Abominável, como pontuei lá em cima, é um desenho visualmente bonito. Algumas imagens são poéticas até, como quando Yi volta a tocar seu violino. Mais adiante, ele passa a ter parte da mágica do yeti e quando a menina toca, coisas muito bonitas acontecem. Nota dez para abominável nesse quesito.
Longe da cidade, eles apreciam as estrelas depois de muito tempo. |
Agora, houve duas coisas que realmente me irritaram em Abominável. A primeira é que os moleques e o yeti passam dias sem comer nada, subindo montanha, fugindo dos vilões e por aí vai, sem perder a energia. Se você viu o trailer deve lembrar da cena com mirtilos, é a única vez em que eles comem. Depois, há uma única cena de Peng reclamando de fome e nada mais que isso.
Já o yeti, ainda que alguém queira argumentar que a magia lhe tirava a fome, estava faminto enquanto escondido no terraço do prédio de Yi. A menina, que recusava comer, passa a encher a bolsa com os bao (pãozinho recheado) que sua avó preparava, para alimentar Everest. Agora, depois, quando começa a se agastar da cidade grande e do laboratório de onde fugiu, o yeti parece não precisar mais comer, mas e as crianças?
Os valores familiares são restaurados. |
O outro problema são as roupinhas leves subindo a montanha. Só bem lá no final, eles recebem roupas mais quentes, mas, ainda assim, é coisa muito leve para subir o Everest, fora que tudo acontece bem rápido. Não estou pedindo realismo, mas os japoneses ou mesmo a Disney não fariam melhor. Por exemplo, Ana troca de roupa para ir atrás da irmã na montanha e essa necessidade de se proteger do frio recebe a atenção devida em Frozen.

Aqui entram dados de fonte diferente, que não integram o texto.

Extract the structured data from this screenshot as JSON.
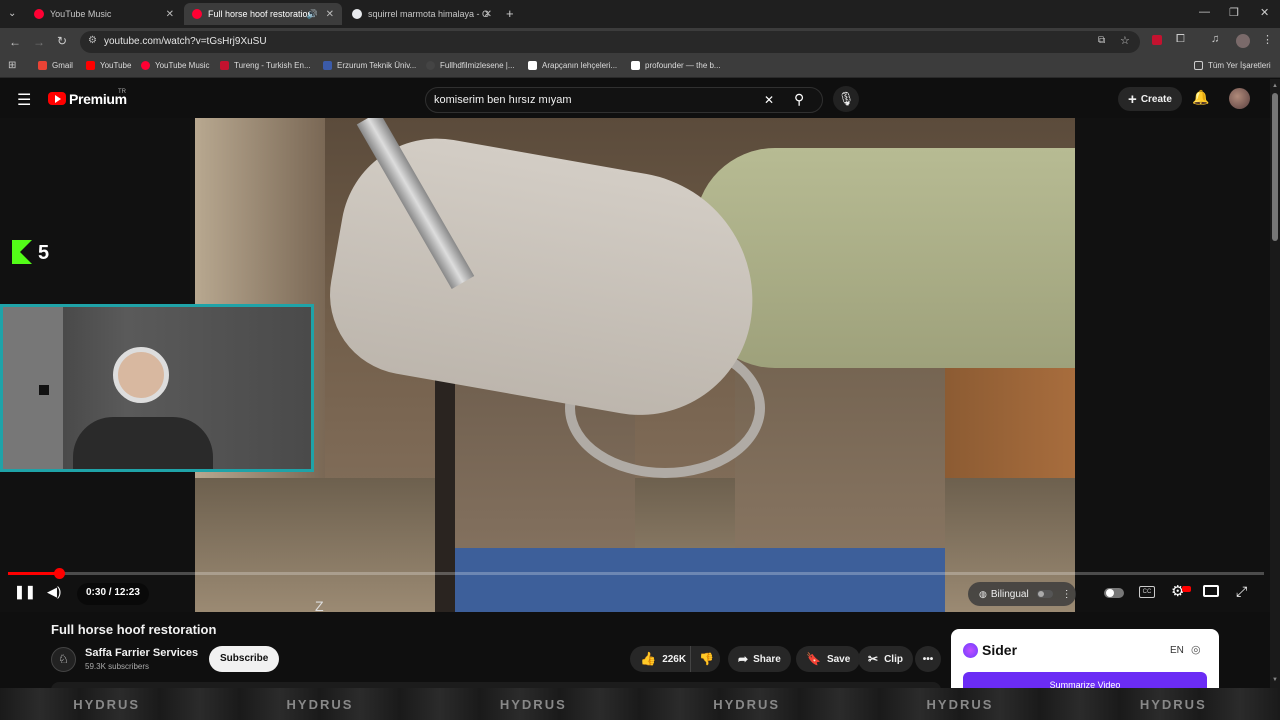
{
  "browser": {
    "tabs": [
      {
        "title": "YouTube Music",
        "favicon_color": "#ff0033"
      },
      {
        "title": "Full horse hoof restoration",
        "favicon_color": "#ff0033"
      },
      {
        "title": "squirrel marmota himalaya - G",
        "favicon_color": "#e8eaed"
      }
    ],
    "url": "youtube.com/watch?v=tGsHrj9XuSU",
    "bookmarks": [
      {
        "label": "Gmail",
        "color": "#ea4335"
      },
      {
        "label": "YouTube",
        "color": "#ff0000"
      },
      {
        "label": "YouTube Music",
        "color": "#ff0033"
      },
      {
        "label": "Tureng - Turkish En...",
        "color": "#c4122f"
      },
      {
        "label": "Erzurum Teknik Üniv...",
        "color": "#3b5ba9"
      },
      {
        "label": "Fullhdfilmizlesene |...",
        "color": "#222222"
      },
      {
        "label": "Arapçanın lehçeleri...",
        "color": "#ffffff"
      },
      {
        "label": "profounder — the b...",
        "color": "#ffffff"
      }
    ],
    "all_bookmarks": "Tüm Yer İşaretleri"
  },
  "youtube": {
    "logo_text": "Premium",
    "logo_region": "TR",
    "search_value": "komiserim ben hırsız mıyam",
    "create_label": "Create"
  },
  "player": {
    "overlay_logo": "5",
    "time": "0:30 / 12:23",
    "progress": 0.041,
    "bilingual_label": "Bilingual",
    "watermark": "Z"
  },
  "video": {
    "title": "Full horse hoof restoration",
    "channel": "Saffa Farrier Services",
    "subscribers": "59.3K subscribers",
    "subscribe_label": "Subscribe",
    "likes": "226K",
    "share_label": "Share",
    "save_label": "Save",
    "clip_label": "Clip"
  },
  "sider": {
    "name": "Sider",
    "lang": "EN",
    "summarize_label": "Summarize Video"
  },
  "taskbar": {
    "text": "HYDRUS"
  }
}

Em Abominável, isso passa meio batido.
Acredito que Abominável entre na seleção final do Oscar, é um desenho bonito visualmente, aquece nosso coração com suas sequências poéticas e a ênfase na restauração da família e da amizade e outros valores perdidos, nesse caso, usando o vilão. A jornada do filme não é somente do yeti, mas é uma jornada de restauração interior de Yi, além de um passeio por belas paisagens da China. Agora, o filme poderia ter um roteiro mais robusto.
Yi volta a ser capaz de ver a beleza no mundo e em si mesma e de criar beleza, também. |
Não acredito que vai ganhar o Oscar, vai pegar coisas como Frozen 2 pela frente, mas tirou de Downton Abbey, que tinha derrotado Rambo na semana de estreia dos dois, o primeiro lugar nas bilheterias dos EUA. Enfim, o filme estreou primeiro aqui e, duas semanas mais tarde nos Estados Unidos.